The immune system is intimately involved in tissue function throughout the body, but particularly so in the brain. The immune system of the brain is distinct from that of the rest of the body, the two separated by the blood-brain barrier, and the immune cells of the brain participate in a range of activities necessary to the function of neurons, as well as the creation, destruction, and maintenance of synaptic connections between neurons. It isn't surprising to find links between immune aging, inflammatory signaling, and dysfunction of many systems in the brain. The focus in the commentary noted here is on age-related loss of neurogenesis, the creation of new neurons from neural stem cells, followed by their integration into existing neural circuits. Immune cells contribute to this loss of neural stem cell activity via their inflammatory signaling.

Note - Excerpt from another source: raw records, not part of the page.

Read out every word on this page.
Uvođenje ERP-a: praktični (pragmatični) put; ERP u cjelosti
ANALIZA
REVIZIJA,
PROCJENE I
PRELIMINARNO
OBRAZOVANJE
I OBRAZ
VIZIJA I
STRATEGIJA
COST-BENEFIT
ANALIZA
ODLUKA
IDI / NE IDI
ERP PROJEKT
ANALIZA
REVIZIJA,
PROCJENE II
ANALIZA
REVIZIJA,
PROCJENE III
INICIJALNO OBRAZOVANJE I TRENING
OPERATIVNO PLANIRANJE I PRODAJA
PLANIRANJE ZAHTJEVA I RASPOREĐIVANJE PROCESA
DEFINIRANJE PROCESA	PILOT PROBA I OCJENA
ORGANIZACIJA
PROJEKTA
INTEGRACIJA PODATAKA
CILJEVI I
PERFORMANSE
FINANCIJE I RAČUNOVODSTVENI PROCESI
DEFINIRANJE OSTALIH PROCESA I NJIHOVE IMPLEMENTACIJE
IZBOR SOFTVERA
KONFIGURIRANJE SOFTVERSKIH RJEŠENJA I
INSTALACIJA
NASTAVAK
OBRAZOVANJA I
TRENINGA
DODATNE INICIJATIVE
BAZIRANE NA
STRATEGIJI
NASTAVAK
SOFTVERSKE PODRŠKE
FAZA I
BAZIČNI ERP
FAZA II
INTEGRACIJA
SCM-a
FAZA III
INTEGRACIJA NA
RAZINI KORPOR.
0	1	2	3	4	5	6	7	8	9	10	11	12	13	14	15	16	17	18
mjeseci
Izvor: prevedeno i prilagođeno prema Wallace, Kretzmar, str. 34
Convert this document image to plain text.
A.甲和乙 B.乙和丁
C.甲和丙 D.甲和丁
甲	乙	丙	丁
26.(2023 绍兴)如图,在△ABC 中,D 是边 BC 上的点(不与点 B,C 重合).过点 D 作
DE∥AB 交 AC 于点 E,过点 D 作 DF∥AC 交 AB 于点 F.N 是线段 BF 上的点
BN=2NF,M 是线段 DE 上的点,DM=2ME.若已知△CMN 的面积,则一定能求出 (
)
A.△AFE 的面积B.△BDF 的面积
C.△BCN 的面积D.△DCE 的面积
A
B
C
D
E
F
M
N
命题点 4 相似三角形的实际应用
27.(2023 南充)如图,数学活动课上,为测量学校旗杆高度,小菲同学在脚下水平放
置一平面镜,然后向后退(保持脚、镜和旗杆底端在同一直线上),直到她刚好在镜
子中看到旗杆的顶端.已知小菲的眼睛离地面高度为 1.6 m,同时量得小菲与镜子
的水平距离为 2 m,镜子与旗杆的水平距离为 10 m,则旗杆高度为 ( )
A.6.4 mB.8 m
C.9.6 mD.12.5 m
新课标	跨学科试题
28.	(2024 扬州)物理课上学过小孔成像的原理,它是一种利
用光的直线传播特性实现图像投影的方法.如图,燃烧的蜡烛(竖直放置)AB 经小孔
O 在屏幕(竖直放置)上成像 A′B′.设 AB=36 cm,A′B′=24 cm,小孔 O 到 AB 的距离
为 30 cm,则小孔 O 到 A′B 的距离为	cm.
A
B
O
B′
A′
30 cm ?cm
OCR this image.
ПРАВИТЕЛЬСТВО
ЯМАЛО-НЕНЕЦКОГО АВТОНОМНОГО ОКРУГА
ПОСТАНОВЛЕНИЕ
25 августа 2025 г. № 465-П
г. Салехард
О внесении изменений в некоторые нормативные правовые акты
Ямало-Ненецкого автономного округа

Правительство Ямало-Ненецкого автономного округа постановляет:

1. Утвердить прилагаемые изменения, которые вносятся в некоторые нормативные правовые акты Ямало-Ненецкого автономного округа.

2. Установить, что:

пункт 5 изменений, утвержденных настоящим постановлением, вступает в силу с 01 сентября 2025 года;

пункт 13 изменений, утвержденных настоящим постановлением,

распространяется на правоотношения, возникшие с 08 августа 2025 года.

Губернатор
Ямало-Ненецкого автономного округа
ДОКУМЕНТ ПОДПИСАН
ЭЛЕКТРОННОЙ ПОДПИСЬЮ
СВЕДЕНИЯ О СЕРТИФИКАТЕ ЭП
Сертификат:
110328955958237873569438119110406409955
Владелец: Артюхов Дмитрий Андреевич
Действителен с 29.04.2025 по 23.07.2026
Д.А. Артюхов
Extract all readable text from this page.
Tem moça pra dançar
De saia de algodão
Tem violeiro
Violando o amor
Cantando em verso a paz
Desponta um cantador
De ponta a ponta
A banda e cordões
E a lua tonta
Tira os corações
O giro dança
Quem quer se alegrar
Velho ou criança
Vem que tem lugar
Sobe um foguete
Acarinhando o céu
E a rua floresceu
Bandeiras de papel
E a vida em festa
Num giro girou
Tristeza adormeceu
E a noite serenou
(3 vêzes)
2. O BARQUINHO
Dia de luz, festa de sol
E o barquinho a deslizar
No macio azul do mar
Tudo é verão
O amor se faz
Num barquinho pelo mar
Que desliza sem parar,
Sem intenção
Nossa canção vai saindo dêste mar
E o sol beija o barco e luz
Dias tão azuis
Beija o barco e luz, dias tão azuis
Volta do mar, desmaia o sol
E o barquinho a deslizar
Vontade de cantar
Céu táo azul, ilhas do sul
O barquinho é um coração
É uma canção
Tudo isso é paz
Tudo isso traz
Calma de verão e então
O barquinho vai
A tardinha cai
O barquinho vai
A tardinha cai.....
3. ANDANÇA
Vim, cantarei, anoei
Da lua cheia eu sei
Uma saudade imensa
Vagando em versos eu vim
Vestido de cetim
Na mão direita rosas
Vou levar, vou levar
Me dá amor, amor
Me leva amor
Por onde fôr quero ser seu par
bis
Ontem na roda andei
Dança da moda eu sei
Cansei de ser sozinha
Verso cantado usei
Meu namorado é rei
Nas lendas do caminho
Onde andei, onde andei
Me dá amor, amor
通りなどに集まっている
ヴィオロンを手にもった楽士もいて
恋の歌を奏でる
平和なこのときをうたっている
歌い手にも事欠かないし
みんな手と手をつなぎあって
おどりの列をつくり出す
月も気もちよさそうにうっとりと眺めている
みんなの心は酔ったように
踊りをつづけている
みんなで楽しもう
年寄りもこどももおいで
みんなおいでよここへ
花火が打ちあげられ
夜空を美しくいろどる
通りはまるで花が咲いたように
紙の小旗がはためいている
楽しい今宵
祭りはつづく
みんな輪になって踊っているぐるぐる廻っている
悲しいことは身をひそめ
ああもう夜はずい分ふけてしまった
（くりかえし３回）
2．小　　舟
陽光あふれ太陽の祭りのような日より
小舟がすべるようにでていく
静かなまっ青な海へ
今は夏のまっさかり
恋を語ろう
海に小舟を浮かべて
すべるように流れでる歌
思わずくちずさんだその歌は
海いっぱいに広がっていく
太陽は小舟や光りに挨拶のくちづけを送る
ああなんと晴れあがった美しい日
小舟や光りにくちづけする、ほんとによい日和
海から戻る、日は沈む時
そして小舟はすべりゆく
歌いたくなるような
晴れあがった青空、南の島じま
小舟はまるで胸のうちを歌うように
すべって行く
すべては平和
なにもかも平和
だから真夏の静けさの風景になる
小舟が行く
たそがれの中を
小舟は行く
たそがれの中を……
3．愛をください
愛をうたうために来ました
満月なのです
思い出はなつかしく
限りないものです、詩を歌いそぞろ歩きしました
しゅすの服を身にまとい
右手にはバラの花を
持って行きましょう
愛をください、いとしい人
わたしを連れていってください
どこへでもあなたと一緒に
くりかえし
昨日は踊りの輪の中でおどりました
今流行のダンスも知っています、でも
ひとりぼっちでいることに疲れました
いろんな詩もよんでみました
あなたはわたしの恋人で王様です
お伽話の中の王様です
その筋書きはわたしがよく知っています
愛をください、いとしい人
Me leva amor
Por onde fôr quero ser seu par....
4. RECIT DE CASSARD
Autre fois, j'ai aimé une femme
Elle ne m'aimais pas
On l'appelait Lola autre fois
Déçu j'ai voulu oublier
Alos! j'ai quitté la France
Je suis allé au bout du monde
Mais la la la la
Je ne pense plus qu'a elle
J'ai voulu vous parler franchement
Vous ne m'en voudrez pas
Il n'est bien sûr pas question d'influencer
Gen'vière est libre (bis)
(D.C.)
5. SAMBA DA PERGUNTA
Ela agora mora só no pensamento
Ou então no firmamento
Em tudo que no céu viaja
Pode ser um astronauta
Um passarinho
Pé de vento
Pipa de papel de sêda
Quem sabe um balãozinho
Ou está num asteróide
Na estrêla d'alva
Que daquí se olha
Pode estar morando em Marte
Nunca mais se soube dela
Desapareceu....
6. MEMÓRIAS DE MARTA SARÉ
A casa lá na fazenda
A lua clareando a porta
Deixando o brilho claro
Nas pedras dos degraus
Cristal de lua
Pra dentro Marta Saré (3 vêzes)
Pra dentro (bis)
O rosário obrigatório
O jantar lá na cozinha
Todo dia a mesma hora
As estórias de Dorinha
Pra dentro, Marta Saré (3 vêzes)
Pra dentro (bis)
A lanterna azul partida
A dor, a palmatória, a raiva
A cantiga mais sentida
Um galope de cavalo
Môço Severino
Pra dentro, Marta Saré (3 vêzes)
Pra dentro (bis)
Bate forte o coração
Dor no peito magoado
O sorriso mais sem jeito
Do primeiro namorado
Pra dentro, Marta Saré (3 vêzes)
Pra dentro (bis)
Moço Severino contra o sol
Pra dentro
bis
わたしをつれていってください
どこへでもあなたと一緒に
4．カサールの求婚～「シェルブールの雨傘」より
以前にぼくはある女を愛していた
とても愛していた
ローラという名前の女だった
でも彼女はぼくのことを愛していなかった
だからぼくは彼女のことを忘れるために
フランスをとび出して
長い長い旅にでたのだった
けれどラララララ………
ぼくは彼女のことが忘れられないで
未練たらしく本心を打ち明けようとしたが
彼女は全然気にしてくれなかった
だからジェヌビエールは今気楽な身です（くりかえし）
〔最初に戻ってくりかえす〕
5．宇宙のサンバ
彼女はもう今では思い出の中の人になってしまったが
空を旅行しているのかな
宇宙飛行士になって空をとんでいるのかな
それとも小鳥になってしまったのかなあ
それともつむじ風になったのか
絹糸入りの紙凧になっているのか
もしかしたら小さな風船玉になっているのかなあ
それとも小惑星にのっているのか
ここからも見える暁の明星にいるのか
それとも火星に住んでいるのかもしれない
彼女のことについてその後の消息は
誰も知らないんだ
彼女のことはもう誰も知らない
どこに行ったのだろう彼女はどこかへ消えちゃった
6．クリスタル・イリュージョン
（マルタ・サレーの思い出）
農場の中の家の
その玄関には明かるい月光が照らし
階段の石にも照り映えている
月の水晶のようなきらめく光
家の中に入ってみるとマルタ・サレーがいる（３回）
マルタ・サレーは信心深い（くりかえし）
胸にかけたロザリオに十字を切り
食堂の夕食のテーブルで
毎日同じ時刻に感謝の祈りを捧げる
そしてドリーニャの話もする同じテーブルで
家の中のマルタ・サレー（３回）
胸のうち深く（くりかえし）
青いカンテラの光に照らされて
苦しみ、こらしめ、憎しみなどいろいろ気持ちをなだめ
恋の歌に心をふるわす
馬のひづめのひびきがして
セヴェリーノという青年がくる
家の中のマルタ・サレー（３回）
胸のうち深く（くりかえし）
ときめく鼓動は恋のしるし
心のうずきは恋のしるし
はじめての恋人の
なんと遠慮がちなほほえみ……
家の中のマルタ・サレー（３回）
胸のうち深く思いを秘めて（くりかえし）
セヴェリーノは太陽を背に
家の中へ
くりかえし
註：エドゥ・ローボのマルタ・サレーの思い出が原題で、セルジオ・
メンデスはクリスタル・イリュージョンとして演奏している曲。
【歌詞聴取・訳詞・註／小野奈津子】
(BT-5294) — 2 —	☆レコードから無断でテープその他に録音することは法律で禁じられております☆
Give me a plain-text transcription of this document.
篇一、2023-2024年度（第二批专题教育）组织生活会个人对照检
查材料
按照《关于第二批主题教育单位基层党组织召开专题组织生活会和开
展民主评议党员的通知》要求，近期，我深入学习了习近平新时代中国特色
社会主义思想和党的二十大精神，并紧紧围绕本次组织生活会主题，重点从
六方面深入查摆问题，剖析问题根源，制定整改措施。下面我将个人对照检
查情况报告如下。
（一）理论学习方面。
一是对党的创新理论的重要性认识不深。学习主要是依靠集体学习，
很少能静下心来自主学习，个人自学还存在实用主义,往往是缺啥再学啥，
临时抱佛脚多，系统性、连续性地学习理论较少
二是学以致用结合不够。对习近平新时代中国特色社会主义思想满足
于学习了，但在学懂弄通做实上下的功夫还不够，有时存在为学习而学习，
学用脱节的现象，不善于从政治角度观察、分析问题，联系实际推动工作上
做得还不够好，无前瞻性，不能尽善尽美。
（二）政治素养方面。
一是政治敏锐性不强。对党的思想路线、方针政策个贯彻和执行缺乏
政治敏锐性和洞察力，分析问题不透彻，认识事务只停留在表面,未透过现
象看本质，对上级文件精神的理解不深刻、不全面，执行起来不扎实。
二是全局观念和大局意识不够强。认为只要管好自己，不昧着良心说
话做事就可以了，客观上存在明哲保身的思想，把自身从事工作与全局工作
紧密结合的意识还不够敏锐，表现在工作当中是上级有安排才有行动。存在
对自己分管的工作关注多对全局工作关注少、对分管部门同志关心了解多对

Why neurogenesis is attenuated in elderly individuals is an intriguing question that has raised renewed interest. Mechanisms associated with declined neurogenesis in the aged brain have been attributed to inflammatory cytokines. More recently, a specific role for interferon-γ (IFN-γ) produced by CD8-expressing cytotoxic T cells has been implicated. These observations suggest a scenario in which neurogenesis, at least in part, is regulated by immune cells within the aging brain. This raises several interesting questions with regards to the characteristics of specific immune cells within the brain, the signals for their expansion and maintenance, and their role in affecting neurogenesis and cognition during normal brain aging.
Further detailed insights into these processes have now been provided. In a recently published study, researchers analyzed the subtypes, frequencies, and location of immune cells in young and aged brains. Strikingly, an abundant population of natural killer (NK) cells in the dentate gyrus of brains from old humans was observed. NK cells are innate lymphocytes, with some adaptive features, that normally play a critical role in fighting virus infections and tumors. These NK cells outnumbered neutrophils, monocytes, and adaptive T lymphocytes and B lymphocytes in the brain, and were characterized by the expression of specific activation and cytotoxicity markers. These and other observations led the authors to conclude that NK cells may accumulate in specific regions of the human brain with age, in particular in the dentate gyrus. Similar observations were made in mouse studies.
It was found that the NK cell chemokine CCL3 and the growth factors GM-CSF, IL-2 and, particularly, IL-27 were produced in relatively high amounts in the interstitial fluid of the aged dentate gyrus. In studies determining whether IL-27 derived from aged neuroblasts was necessary for local expansion and accumulation of NK cells in the aged dentate gyrus, it was observed that an IL-27-neutralizing antibody blocked these effects. Together, these and other results suggested that neuroblasts sustain NK cells and augment their cytotoxicity in the aged dentate gyrus mediated, at least in part, via IL-27.
In summary, in the brain, NK cells increase with age. They predominantly reside in the dentate gyrus, a neurogenic niche where neuroblasts are also found. As the brain ages, neuroblasts undergo cellular senescence, start to express RAE-1, and produce high levels of IL-27 that induces expansion of NK cells. Notably, RAE-1 is a ligand for the NK cell activation receptor NKG2D. These age-related alterations trigger cytotoxic activity by the NK cells leading to loss of neuroblasts, concomitantly preventing regeneration of neurons resulting in cognitive decline.